Wholly apart from how the Stasi literally did 'adopt' a lot of former Nazi agents and youths, wholesale - they had just the right skills, after all.

<ahem>. I don't really know how all that fits in with your point. <blush>.

Oh yes, you were talking of why the Marxists chose to gloss over this episode. I don't think that held true for Germany itself, at all, for one - I mean, they didnt, there, I think. (Walter?). But I get your overall point, though - I'd just juggle the examples a bit around, myself ->

fbaezer wrote:
Reason number two was given here: both the Hungarian and Czech rebellions seemed to have accomplished something in the minds of these left wingers among which I dwelled: they "proved" to us that the people had libertarian goals, within Socialism; they "proved" that people wanted Socialism with a human face. The German uprising "proved" nothing.


I have to rely on what I read and what my parents told me, but as far as I know, the contrast here in Holland was more between Hungary '56 and Prague '68. The Hungary uprising caused an uproar here (the offices of the Communist newspaper were attacked and beleaguered), and the Labour party, which at the time was very pro-American, joined in the fierce condemnation. But it wasnt much 'commemorated' by any of the New Left'ers of the sixties and seventies, at all, while Prague '68 was positively celebrated. The difference was exactly of the kind you describe, but only with Hungary '56 in the role where you put Berlin '53. In the Prague 68-ers, people like my parents saw kindred souls: pacifist idealists longing for a "socialism with a human face". The grim, desperate battle of the desperadoes taking a last (armed) stand in '56 Budapest, on the other hand, didnt fit in anything as nicely with their world view, and was buried in history a bit more. (And occassionally discredited with references to a suggested crypto-fascist/Horthyist revanchism about it, nothing of the like could be insinuated about '68).

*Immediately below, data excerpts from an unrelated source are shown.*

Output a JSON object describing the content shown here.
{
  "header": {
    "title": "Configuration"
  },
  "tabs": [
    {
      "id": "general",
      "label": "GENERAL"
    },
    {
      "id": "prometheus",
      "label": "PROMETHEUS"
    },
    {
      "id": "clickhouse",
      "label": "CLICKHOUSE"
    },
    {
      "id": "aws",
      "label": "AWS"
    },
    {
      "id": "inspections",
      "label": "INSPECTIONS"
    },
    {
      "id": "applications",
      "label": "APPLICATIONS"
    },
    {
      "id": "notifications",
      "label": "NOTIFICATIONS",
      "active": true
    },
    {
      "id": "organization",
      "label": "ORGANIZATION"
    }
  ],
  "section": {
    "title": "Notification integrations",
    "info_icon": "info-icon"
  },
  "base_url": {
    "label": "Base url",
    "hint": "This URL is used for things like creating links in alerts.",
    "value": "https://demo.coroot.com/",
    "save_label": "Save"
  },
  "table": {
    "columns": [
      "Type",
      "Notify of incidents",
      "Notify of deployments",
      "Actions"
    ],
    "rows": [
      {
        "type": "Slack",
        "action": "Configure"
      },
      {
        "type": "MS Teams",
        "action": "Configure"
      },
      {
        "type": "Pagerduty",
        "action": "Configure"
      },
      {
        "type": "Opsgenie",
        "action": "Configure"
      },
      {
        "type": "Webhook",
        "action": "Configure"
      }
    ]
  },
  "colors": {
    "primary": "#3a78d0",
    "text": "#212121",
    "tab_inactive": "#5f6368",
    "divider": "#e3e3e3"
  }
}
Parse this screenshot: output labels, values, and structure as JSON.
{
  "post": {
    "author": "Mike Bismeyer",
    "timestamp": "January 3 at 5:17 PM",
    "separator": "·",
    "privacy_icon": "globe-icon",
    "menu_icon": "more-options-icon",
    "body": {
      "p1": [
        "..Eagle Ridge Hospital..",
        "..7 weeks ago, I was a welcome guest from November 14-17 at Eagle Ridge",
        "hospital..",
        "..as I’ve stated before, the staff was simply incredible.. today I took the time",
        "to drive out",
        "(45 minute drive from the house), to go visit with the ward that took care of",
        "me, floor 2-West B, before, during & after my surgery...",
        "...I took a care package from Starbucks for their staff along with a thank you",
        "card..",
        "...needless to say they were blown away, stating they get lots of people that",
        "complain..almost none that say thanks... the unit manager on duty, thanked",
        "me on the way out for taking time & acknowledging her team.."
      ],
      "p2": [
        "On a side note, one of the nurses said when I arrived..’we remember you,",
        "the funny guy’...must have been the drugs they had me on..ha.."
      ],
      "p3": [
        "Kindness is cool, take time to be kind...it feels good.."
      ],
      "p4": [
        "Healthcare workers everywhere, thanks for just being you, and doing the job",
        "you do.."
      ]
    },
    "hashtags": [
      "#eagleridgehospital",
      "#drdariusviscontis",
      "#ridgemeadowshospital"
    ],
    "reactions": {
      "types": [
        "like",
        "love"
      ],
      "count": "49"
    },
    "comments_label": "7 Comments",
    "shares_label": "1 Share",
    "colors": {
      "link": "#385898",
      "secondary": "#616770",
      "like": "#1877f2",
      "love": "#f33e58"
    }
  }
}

But let's put the spotlight down the other way, too, though. Its not an uprising that seems to have elicited a great mass of passion or loyalty among right-wingers (outside Germany), for long, either - its not just the Marxists who can be said to have glossed over/forgotten Berlin '53 in a way that Budapest '56 or Prague '68 weren't. Is that, apart from the obvious reasons - it didnt last as long, wasnt as massive, didnt lead to any of the far-reaching government & policy changes Nagy and Dubcek personified - also because it was a workers' revolt? It initially focused on working conditions, workers' rights, and so on, after all, and steel workers marching into town to protest their harsh workloads may not be the kind of image a Reageanite heart will typically burn for ... ? <grins>

Of course the protestors quickly enough came with more farreaching demands (free elections etc). But with Budapest '56, sympathetic observers could, furthermore, also see a heroic fight for national independence, while the Polish resistance of the Eighties also involved the passion of Catholic religious conviction - causes beyond liberal democracy itself that might make a conservative heart beat faster. Whereas Berlin '53 - any causes that could be associated with the revolt beyond democracy, per se - starting with reunification - would automatically have been a bit awkward for non-Germans to celebrate, no?